This past week has tested the resolve of our nation and its people, hitting not just at the American ideological construct – but reaffirming within each of us the inherent transience of life. Our influence and actions are fleeting, standing in stark contrast to the steady march of time; and yet within that moment of life, we each have an opportunity to live a life well lived.
Three years ago as a graduating senior, I had grand visions for that life well lived – a successful career, influence, financial security. These things I used as a benchmark for the successful life.
My aims, though, lacked an animating force. I was planning a life based on an end-game and the fulfillment of my accomplishments. What I lacked was, as Umair Haque referred to as, “reason” or the “why that gives sense to the what.”

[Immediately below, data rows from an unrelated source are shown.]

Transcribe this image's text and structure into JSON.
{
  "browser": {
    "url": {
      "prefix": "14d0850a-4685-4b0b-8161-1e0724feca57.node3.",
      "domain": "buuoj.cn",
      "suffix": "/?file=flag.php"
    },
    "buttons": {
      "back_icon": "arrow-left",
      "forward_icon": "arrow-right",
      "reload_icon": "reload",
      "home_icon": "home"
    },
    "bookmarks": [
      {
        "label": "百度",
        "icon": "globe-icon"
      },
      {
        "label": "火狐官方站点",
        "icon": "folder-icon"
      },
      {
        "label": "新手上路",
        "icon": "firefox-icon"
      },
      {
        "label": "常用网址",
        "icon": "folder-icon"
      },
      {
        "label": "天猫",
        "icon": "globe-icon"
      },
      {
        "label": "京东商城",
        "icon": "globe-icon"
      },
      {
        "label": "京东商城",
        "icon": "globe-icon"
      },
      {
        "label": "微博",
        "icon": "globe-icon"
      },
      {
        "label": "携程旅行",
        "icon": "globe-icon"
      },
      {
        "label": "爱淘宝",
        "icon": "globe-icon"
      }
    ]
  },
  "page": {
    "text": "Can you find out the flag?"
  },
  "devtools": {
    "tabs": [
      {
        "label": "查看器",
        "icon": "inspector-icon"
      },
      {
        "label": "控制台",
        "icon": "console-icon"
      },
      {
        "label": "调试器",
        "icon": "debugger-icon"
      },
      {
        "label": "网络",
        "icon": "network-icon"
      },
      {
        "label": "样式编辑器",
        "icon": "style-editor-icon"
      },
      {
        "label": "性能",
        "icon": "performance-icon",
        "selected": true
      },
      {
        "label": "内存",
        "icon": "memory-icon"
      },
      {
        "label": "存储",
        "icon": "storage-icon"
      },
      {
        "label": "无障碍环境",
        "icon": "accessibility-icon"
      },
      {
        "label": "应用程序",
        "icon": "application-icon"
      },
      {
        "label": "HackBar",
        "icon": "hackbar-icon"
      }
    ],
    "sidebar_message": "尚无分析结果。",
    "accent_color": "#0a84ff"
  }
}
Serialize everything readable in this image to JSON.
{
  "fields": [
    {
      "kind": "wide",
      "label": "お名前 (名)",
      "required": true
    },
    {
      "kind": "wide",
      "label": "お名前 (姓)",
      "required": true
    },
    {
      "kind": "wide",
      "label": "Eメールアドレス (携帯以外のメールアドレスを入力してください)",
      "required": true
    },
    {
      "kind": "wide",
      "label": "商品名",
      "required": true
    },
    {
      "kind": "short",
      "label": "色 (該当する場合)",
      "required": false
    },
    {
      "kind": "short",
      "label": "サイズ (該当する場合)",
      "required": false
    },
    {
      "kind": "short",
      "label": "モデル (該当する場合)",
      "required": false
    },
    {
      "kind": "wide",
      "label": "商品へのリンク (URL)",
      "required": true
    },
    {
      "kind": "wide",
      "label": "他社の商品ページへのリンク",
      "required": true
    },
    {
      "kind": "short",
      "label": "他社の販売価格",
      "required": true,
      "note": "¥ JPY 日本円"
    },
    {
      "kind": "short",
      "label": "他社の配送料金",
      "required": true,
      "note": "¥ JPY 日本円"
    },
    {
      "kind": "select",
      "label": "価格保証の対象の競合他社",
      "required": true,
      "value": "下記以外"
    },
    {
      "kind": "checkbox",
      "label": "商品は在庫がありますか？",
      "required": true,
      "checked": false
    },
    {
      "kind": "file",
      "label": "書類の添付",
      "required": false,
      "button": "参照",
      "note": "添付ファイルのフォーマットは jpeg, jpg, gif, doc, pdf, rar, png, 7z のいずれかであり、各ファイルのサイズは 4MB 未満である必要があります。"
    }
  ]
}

The realization uncovered a question that is perhaps harder to answer – how do we create reason, how do we form a meaningful trajectory amidst the uncertainty of the times?
Ask our parent’s generation and they will most likely tell you the answer is a “high salary job that verifies your value.” They prioritized life’s destination. But our generation is different – the circumstances with which we’ve come of age dictate a new norm.
Harvard Business Review puts it well when they describe today’s talent as a group that wants “purposeful work and jobs that fit clearly into the context of [our] career.” We want “jobs that are sensible parts of an ongoing journey through a series of professional endeavors, not a linear path toward success.”
That reality finds context in my own journey, as I work to create a reason – answering the all-encompassing “why?” Over the past several months, I’ve worked to figure out who I am, reflect on what I want and why I have to have it. Along the way, I’ve uncovered six truths:
- Set a destination. Without aim, we are but wanderers. Define your legacy and embark on a journey to realize it.
- Reason is found at the intersection of passion and talent. When we are able to exercise our natural abilities in pursuit of those causes that foster personal meaning and further our legacy, we create our reason.
- Relationships provide context to shape our journey. An inherent sense of community permeates both action and word – a notion aptly described by John B. White in an excerpt from Heracles’ Bow:
“The only way to function rationally is to recognize the radical uncertainty in which we live; to proceed by trial and error; to operate with a constant pressure towards openness; to acknowledge the necessity of community and cooperation both to the definition and attainment of any of our ‘ends.’ Our most practical end is never definable in terms of material results but always and only in terms of a certain kind of community: a way of facing the uncertainties of life together.”
- A life worth living takes work. Rarely is success given to us, rather we must work tirelessly, build, innovate and chase after those things that we value – creating in that journey a reason and a defining purpose.
- Pursue a life of giving. Knowledge@Warton illustrated the impact of putting others first – showing consistently that the “otherish” establish a broader network of contacts, create an overarching sense of good will and attain a higher level of success (read full conversation).
- Realize that our direction changes over time. A friend and mentor summed it up, saying “that while your destination may remain constant, the direction we chart towards it will change over time. The choices we make determine our directional path and, in turn, the length of time it takes to reach our destination.”
In all, our life is a reflection of the cumulative choices we make. Without introspection and self-examination – without as White calls “the integration of all we can perceive, of all that we are into meaningful wholes” – we deprive ourselves of both a meaningful journey and an ultimate destination.
I encourage you to reflect, ask yourself “what do you want your legacy to be,” and work to create your reason in pursuit of a life well lived.